Asked about Leger’s email, Calaway batted back.

“If she says those things, I’m sure she thinks that,” he said. “Science should be about not making a comment like that but looking at the data.”

Fraga, the botanist from the California Botanic Garden, took notice when Ioneer first disclosed that it was funding research at the University of Nevada, Reno.

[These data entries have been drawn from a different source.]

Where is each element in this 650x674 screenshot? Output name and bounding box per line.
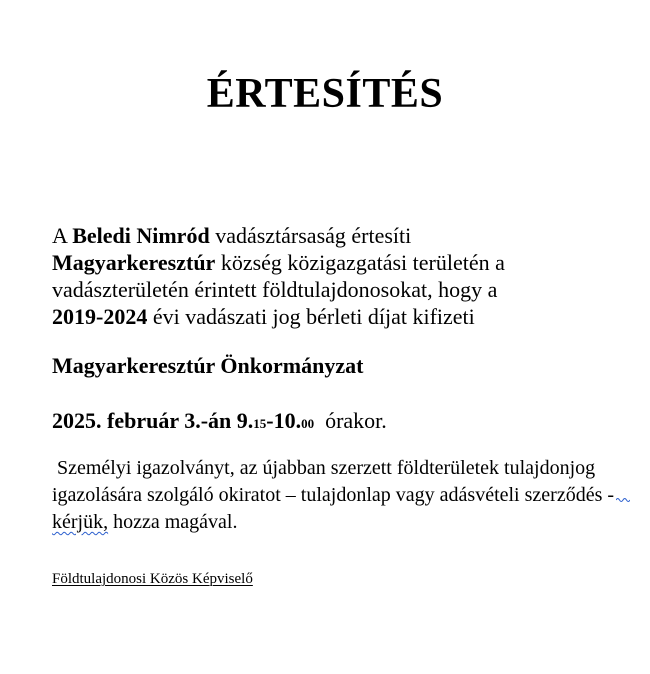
intro-text-l2b: község közigazgatási területén a (215, 250, 505, 275)
venue-line: Magyarkeresztúr Önkormányzat (52, 353, 364, 378)
time-suffix: órakor. (314, 408, 387, 433)
instructions-line2: igazolására szolgáló okiratot – tulajdonlap vagy adásvételi szerződés - (52, 484, 615, 506)
years-range: 2019-2024 (52, 304, 148, 329)
notice-title: ÉRTESÍTÉS (206, 71, 444, 117)
signature-line: Földtulajdonosi Közös Képviselő (52, 571, 253, 587)
date-text: 2025. február 3.-án 9. (52, 408, 254, 433)
instructions-line3-rest: hozza magával. (108, 511, 238, 533)
flagged-word: kérjük, (52, 511, 109, 533)
intro-paragraph (52, 222, 630, 330)
time-range-text: -10. (266, 408, 302, 433)
schedule-line (52, 407, 630, 437)
end-minutes: 00 (301, 416, 315, 431)
intro-text-l1a: A (52, 223, 73, 248)
society-name: Beledi Nimród (72, 223, 210, 248)
intro-text-l1c: vadásztársaság értesíti (209, 223, 412, 248)
village-name: Magyarkeresztúr (52, 250, 216, 275)
instructions-line1: Személyi igazolványt, az újabban szerzett földterületek tulajdonjog (52, 457, 596, 479)
instructions-paragraph (52, 455, 630, 536)
intro-text-l3: vadászterületén érintett földtulajdonosokat, hogy a (52, 277, 498, 302)
intro-text-l4b: évi vadászati jog bérleti díjat kifizeti (147, 304, 475, 329)
start-minutes: 15 (253, 416, 267, 431)
spellcheck-squiggle-icon (616, 496, 630, 502)
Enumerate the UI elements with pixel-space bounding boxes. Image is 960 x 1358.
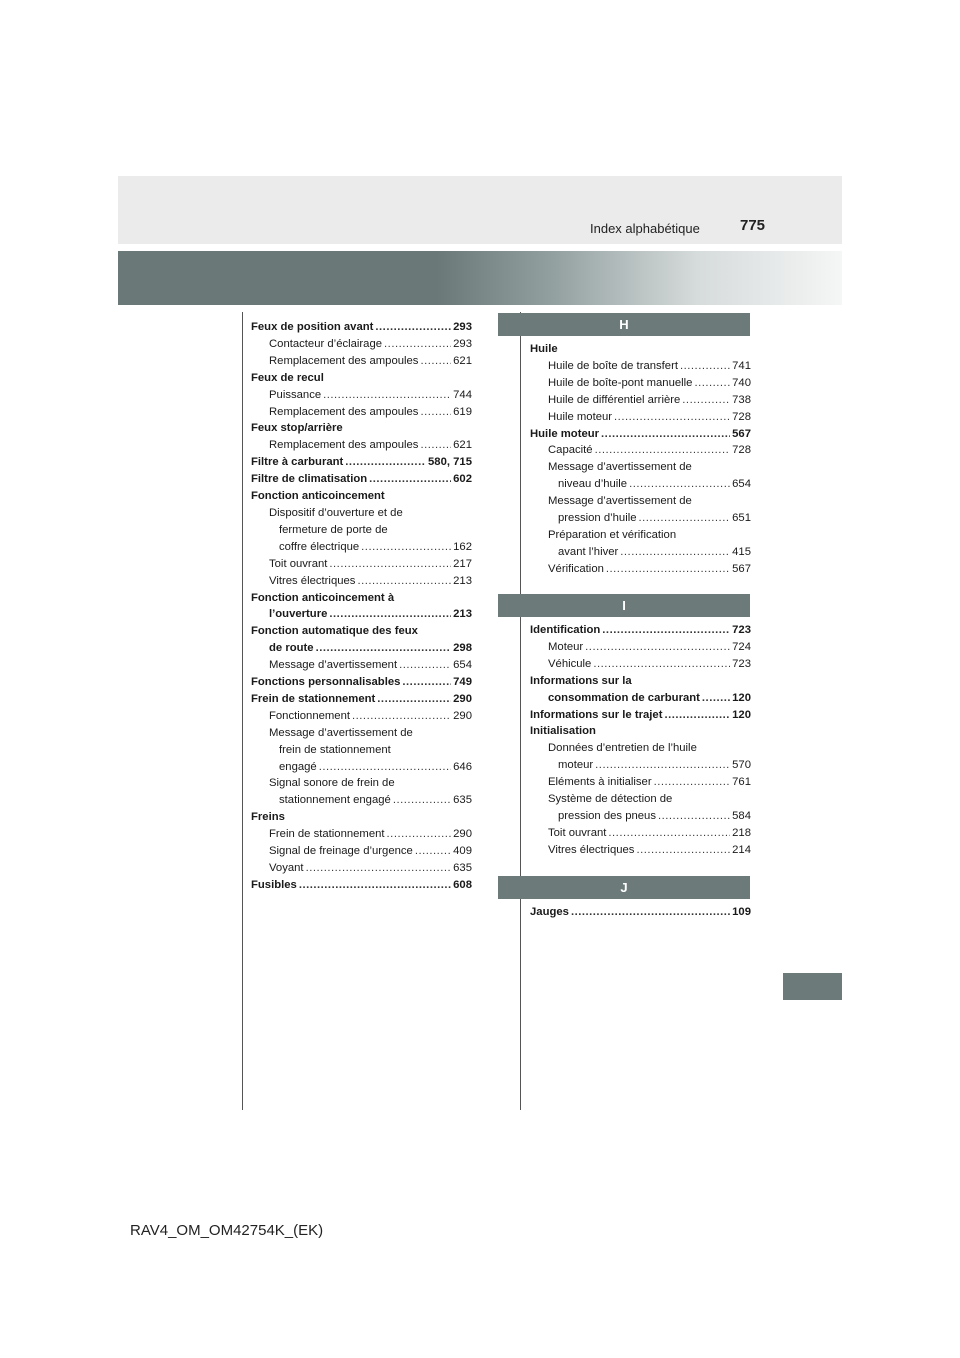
index-heading: Message d’avertissement de xyxy=(269,726,413,739)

It was the first study of any kind in over a decade to be conducted on the buckwheat.

She was concerned at the time about the ethics of Ioneer’s financial relationship with the university. In an op-ed published in the Reno Gazette-Journal, she asked, "When will biologists and ecologists say ‘no’ to assisting industry with misguided mitigation projects for rare plants?"

But when it came to the people involved with the study, Fraga said she trusted the team and is now defending Leger’s work.

“Beth Leger is well-known. In my comments about the research, I never disputed the expertise that Dr. Leger and her lab bring to increasing our understanding of Tiehm’s buckwheat,” Fraga said. “She’s well regarded as a scientist in her field.”

The Fish and Wildlife Service last week released a new schedule for a final decision on protecting Tiehm’s buckwheat as endangered. A proposed rulemaking on critical habitat is expected next month, and a final rulemaking on listing is anticipated in late fall 2022.

Calaway said the company is “working very hard” with “the agencies on a plan that is careful.” It has plans to mitigate harm to the flower even if the species receives ESA protections, Calaway said, and hopes Fish and Wildlife will be “careful” with the science it considers.

“This is the science process. What we’ve done is going to aid and assist Fish and Wildlife to make the best decisions for the plant, and that’s all we’re doing here,” he said.